06 12 2001
Digital Political Irony
An interview with Heath Bunting
Heath Bunting is a member of IRATIONAL.ORG, an international system for deploying "irrational" information, services and products for the displaced and roaming. He spoke to World-Information.Org about CCTV and the reinvention of political irony.
Q: In the center of London it is already possible to track an individual's complete itinerary between any two points, using Closed Circuit Television (CCTV) Systems. You have been doing two projects targeting the CCTV surveillance system. What were the strategies you applied? Can you possibly hide from it?
A: I think trying to hide from CCTV is almost impossible, the same way it's impossible trying to encode your e-mail and movements. So in case of CCTV or anything you're trying to dodge, it's better to add extra information. It is possible to outsmart surveillance systems by adding extra information. I kind of like the surveillance camera players (http://www.notbored.org/the-scp.html) because they're embracing that. I wouldn't say they're doing anything particularly dangerous to the state but they like developing techniques, which could be used.
Q: The same invisible theatre strategies have proved to be quite successful for political activism i.e. with invisible theater the German Lufthansa was quite successfully set under pressure by a small activist group, to stop the deportation of refugees (http://www.deportation-alliance.com). This approach is quite different to the usual form of demonstrations; it’s somehow a more ironic form of protest. Do you think this is more efficient?

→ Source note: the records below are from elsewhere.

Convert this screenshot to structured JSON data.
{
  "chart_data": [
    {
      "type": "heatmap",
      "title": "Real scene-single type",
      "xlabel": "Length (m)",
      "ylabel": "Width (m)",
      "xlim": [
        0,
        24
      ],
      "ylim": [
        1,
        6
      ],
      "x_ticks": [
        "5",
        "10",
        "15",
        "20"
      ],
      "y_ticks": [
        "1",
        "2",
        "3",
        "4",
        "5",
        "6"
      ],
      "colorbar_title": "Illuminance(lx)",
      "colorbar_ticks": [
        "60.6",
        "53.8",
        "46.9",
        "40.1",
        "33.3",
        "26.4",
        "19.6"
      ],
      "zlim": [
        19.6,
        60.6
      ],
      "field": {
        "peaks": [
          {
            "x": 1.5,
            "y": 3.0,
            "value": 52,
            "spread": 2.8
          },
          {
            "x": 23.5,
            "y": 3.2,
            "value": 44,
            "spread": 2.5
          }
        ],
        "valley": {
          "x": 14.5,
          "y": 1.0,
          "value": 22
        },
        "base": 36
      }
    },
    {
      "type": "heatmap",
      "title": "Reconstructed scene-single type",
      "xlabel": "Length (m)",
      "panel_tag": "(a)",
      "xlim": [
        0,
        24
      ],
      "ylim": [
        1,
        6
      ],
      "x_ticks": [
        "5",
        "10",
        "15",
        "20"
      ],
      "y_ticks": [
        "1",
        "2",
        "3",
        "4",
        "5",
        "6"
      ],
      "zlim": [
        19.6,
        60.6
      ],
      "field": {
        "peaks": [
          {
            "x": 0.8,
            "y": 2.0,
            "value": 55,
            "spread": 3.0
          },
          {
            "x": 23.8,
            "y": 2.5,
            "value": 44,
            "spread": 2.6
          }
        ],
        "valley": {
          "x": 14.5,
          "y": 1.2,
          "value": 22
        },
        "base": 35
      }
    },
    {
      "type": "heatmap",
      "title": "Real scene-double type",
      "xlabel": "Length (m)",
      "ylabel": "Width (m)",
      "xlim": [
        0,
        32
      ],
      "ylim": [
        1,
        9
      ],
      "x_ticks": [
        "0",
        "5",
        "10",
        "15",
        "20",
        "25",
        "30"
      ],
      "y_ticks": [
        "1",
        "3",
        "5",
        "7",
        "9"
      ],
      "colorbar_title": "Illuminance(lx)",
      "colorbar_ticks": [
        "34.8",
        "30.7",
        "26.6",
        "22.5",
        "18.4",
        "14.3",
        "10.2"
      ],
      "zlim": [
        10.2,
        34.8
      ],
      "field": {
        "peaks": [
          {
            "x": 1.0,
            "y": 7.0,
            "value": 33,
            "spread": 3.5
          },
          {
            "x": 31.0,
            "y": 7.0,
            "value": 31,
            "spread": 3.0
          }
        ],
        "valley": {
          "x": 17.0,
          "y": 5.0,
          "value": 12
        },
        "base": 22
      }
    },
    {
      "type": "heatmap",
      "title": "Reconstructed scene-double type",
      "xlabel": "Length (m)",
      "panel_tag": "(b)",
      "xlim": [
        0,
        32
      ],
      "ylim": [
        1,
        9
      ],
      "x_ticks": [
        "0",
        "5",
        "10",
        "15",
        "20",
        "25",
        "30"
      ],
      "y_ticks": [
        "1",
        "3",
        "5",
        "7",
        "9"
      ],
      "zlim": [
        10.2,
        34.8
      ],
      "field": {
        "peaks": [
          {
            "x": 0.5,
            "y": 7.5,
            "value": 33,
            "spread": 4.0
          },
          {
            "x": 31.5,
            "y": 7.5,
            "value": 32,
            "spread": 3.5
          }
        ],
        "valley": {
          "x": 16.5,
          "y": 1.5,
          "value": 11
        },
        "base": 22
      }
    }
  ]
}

A: The point is things become institutionalized, like the demonstrations here in Austria every Thursday. You have to think, if you really want to change things or just seem to change things. If you want to affect change you have to be a kind of ninja warrior; you have to double things, subvert yourself and always be changing. If you want to effect change as a minority, you have to be so sly.
Q: IRATIONAL.ORG also did some projects, targeting companies, by turning their own branding strategies back against themselves. Did this project actually inflict changes within these companies, also in a political sense?
A: Well that's hard to determine. The companies tried to prevent the work being published and a lot of the work is still published. Over the past month there was a piece of work by Rachel Baker from IRATIONAL.ORG that was discovered by the company - it was a copy of their web page. But it's been there three years (http://www.irational.org/tm/pdf/brand.html).
The company's reason to be is to track down copyright infringement. But in this case, instead of tracking down infringements against Coca-Cola, they found that they had been infringed. Normally they would shut down you server, et cetera, et cetera - but by turning things around and playing some games with them they had to give up. The way we did that was, first of all, when we realized they were starting proceedings against us, we made it so that they couldn't see the website. We worked out where their office network was and so they had to go to other places to see it. So we kind of trained them into the habit of going to other situations like to look from other computers. And then we erased this, so that only they could see it in their office. So they could never ever really know, where they could see it. So technically we weren't publishing it as only they could see it. They'd have to test from every computer in the world. They could never prove it and so they gave up. And then we would just put it online again. If they'd start again we would do the same trick - or maybe start another one.
Q: What was your political motivation behind the project?
A: Personally - I mean I don't speak for IRATIONAL.ORG or the person who is making that work - fundamentally I think that all property in the representation should be destroyed. Those concepts are temporary tools for negotiating problems like the laws. The laws are a way to solve problems and are not there to be obeyed strictly. So everything from ownership of name, of words, of animals, of land, possibly of humans, should be questioned and contested all the time. That's what I do: I’m a compulsive questioner.
Q: With the intention to make progress in the political debate, political activist sometimes enter into strange alliances with commercial companies, and then the interests of the companies suddenly coincide with the interests of human right activists. What is your opinion on those kinds of tactics?
A: I think there is a classic tactic in turning something against itself, to get in the sub and then it stabs you with its tail. But that has to be a temporary thing and it's very quick that any program would soon become part of the system itself. So whenever you do a thing like that, you have to abandon it immediately when you get the sense that its time is past. That's probably the only way to destroy things, to turn them against themselves, unless you have a much bigger system to crush it.